I find the Miami Herald article interesting. I recently wrote a financial article regarding the affluent and economic pressures, and what cam out of several interviews of the "mega-wealthy" was that discretionary spending was reduced simply because of a media effect. Affluent individuals are more in-tune with the market and media-reported trends which affects whether they might buy a third vacation home or purchase an exotic car or piece of art. However, travel was not one of the things that suffered as this was a lifestyle feature as much as dining at nice restuarants are. Travle was one of the few items that was not compromised despite recessionary trends. Many of the clients were beginning to use luxury marketplace sites like LuxuryIndex.com as this allowed them addition returns on their own investments through listing them for rent or charter, or they chartered ot rented themselves on items they deemed discretionary. Anyway, the bottom line was that travel opportunities did not change for this ever-rising group.
One was in Miami, one was a senior level financial advisor in Rhode Island, one lived near Chicago. I also interiewed 2 travel agents, one in Atlanta and one in New York. All supported travel as a lifestyle "necessity" that was insulated among the wealthy to recessionary pressures. Thanks
omegaet , the article from the Miami Herald was interesting to read, and I thought your comments were reflective as well, dchildress. Although I do not fall into the mega-wealthy class, I do consider leisuretravel more of a necessity than a luxury, in terms of my sanity. I would cut back in other areas rather than missing out on a holiday.
Let's shed a tear for the unfortunate "mega wealthy" who are being buffetted by the ill winds of the U.S. economy.

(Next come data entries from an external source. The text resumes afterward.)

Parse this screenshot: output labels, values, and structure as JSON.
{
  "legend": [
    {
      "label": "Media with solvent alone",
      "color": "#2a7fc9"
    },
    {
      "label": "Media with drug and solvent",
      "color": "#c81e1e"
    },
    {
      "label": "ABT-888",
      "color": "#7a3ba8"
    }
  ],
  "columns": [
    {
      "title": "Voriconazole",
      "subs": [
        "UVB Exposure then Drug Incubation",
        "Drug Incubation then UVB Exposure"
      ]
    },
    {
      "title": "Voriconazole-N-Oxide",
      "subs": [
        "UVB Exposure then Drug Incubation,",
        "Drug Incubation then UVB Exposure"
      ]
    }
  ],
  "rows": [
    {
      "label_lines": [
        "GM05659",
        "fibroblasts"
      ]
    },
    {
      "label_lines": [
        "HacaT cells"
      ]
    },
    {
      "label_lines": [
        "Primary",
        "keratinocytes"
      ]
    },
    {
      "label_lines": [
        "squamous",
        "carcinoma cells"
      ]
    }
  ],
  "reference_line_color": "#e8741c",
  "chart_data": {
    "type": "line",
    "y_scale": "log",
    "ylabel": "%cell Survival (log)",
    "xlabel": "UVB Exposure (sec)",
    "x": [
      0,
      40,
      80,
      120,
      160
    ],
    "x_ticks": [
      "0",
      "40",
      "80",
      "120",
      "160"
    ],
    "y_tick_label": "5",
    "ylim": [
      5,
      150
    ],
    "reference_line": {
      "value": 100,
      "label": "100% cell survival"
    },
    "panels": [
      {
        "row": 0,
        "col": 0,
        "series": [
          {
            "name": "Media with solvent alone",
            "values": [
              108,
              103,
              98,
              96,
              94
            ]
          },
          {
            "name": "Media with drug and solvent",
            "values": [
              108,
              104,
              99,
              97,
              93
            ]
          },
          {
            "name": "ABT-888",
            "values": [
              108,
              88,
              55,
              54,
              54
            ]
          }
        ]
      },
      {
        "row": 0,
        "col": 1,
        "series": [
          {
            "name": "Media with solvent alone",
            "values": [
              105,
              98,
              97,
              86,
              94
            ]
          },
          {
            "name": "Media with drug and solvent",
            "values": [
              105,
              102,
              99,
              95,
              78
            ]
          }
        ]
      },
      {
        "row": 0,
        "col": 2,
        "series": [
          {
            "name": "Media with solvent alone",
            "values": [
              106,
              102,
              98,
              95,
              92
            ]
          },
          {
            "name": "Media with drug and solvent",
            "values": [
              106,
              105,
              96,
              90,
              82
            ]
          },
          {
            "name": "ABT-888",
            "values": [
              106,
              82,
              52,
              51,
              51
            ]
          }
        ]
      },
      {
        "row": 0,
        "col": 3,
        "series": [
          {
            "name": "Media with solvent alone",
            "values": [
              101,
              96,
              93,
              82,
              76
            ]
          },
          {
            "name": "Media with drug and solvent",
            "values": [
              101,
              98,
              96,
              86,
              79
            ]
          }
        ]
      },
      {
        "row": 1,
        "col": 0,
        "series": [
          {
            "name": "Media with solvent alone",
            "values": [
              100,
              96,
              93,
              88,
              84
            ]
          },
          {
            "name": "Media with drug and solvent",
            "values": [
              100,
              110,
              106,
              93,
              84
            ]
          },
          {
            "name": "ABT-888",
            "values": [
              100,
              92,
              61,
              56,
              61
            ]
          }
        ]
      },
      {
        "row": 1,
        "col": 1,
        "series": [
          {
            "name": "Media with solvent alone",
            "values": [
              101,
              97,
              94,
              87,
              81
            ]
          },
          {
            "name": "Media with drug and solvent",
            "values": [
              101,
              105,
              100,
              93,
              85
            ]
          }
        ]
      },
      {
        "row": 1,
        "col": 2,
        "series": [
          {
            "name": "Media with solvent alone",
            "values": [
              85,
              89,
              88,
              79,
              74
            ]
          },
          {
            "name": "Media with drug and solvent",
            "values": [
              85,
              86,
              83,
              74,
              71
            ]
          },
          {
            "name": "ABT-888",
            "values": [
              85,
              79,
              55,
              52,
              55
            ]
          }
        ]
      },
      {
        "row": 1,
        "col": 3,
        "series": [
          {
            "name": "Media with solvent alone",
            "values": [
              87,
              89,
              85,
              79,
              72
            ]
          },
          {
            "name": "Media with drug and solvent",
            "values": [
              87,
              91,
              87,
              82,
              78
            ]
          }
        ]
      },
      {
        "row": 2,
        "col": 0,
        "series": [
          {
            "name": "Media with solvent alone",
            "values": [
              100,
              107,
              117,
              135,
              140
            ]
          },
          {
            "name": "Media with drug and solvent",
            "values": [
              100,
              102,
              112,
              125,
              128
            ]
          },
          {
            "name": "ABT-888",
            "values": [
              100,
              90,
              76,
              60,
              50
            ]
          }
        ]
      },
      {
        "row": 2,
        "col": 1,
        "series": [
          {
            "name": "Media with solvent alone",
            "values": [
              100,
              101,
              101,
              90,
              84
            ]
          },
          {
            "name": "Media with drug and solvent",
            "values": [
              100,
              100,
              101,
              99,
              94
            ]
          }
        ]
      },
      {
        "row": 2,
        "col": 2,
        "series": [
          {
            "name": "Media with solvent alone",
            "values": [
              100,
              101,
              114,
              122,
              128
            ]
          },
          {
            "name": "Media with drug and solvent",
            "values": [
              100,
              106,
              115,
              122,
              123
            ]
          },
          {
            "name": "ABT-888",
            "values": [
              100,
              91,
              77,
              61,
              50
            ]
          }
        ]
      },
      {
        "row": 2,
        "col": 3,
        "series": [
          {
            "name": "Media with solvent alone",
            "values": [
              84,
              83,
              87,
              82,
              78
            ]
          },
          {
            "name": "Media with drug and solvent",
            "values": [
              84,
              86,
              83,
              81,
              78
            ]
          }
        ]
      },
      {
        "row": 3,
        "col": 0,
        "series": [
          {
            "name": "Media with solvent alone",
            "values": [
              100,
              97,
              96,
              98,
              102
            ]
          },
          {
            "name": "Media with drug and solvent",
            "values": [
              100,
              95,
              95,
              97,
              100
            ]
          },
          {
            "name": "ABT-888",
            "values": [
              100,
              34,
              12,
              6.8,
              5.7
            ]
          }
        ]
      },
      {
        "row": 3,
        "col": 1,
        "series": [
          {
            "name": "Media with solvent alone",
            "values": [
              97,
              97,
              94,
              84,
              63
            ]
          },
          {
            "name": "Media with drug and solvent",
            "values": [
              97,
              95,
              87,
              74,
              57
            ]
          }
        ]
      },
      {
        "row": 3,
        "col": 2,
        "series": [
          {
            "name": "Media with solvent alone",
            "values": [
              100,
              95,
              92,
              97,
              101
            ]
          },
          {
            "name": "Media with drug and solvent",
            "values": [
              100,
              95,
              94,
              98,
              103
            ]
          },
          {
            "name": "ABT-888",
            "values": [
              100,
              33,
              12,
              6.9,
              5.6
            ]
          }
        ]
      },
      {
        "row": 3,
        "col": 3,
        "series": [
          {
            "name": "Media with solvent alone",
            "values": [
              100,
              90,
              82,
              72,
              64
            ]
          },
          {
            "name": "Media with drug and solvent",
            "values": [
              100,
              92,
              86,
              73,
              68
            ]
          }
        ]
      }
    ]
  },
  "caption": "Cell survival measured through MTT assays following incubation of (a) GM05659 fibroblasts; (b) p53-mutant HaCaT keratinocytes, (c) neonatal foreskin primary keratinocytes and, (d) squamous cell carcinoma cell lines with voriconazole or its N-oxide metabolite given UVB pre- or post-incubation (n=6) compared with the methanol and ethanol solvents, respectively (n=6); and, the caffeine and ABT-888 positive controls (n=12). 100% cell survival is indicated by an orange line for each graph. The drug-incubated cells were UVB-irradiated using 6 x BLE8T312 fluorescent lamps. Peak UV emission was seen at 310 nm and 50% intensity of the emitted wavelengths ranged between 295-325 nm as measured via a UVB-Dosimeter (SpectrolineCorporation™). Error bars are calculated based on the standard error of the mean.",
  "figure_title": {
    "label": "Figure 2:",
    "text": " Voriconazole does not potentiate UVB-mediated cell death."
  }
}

According to the Miami Herald article posted on this Board, many of these poor bewildered folk now face the harrowing prospect of having to forego that third or fourth Bentley or Jaguar in the garage on their estate. Some are even being forced by the harsh realities of the times to forego buying another luxury yacht, more diamonds or another closet-full of fashions from Dior. My heart goes out to these souls because hard times may actually cause them not to fly to Monte Carlo again to try their luck at high-stakes Hold 'Em Poker this weekend at the Casino, just a couple of months since they jetted there from a vacation in Dubai to watch Formula 1 Grand Prix racers roar past their exclusive seats just off the famed Swimming Pool. Oh my, things are looking grim indeed. What are the rest of us, the merely "well off" average travellers going to do?
What exactly was your point? I think it is rather obvious the "mega-wealthy" don't need any pity. The discussion was simply a matter of cause and effect. Does or did recessionary pressures affect luxury travel habits among affluent individuals. Pretty simple. You can place your own judgement value on the answer either way. I don't anyone would really argue against your point.
Just to add a bit of humour to the discussion and to underscore the notion (in my view) that the "Super Rich" in the USA and elsewhere seem unlikely tohave their lifestyles affected in any significant way by the current downturn in the economy (which has been and will more than likely continue to fluctuate on a cyclical basis, as usual).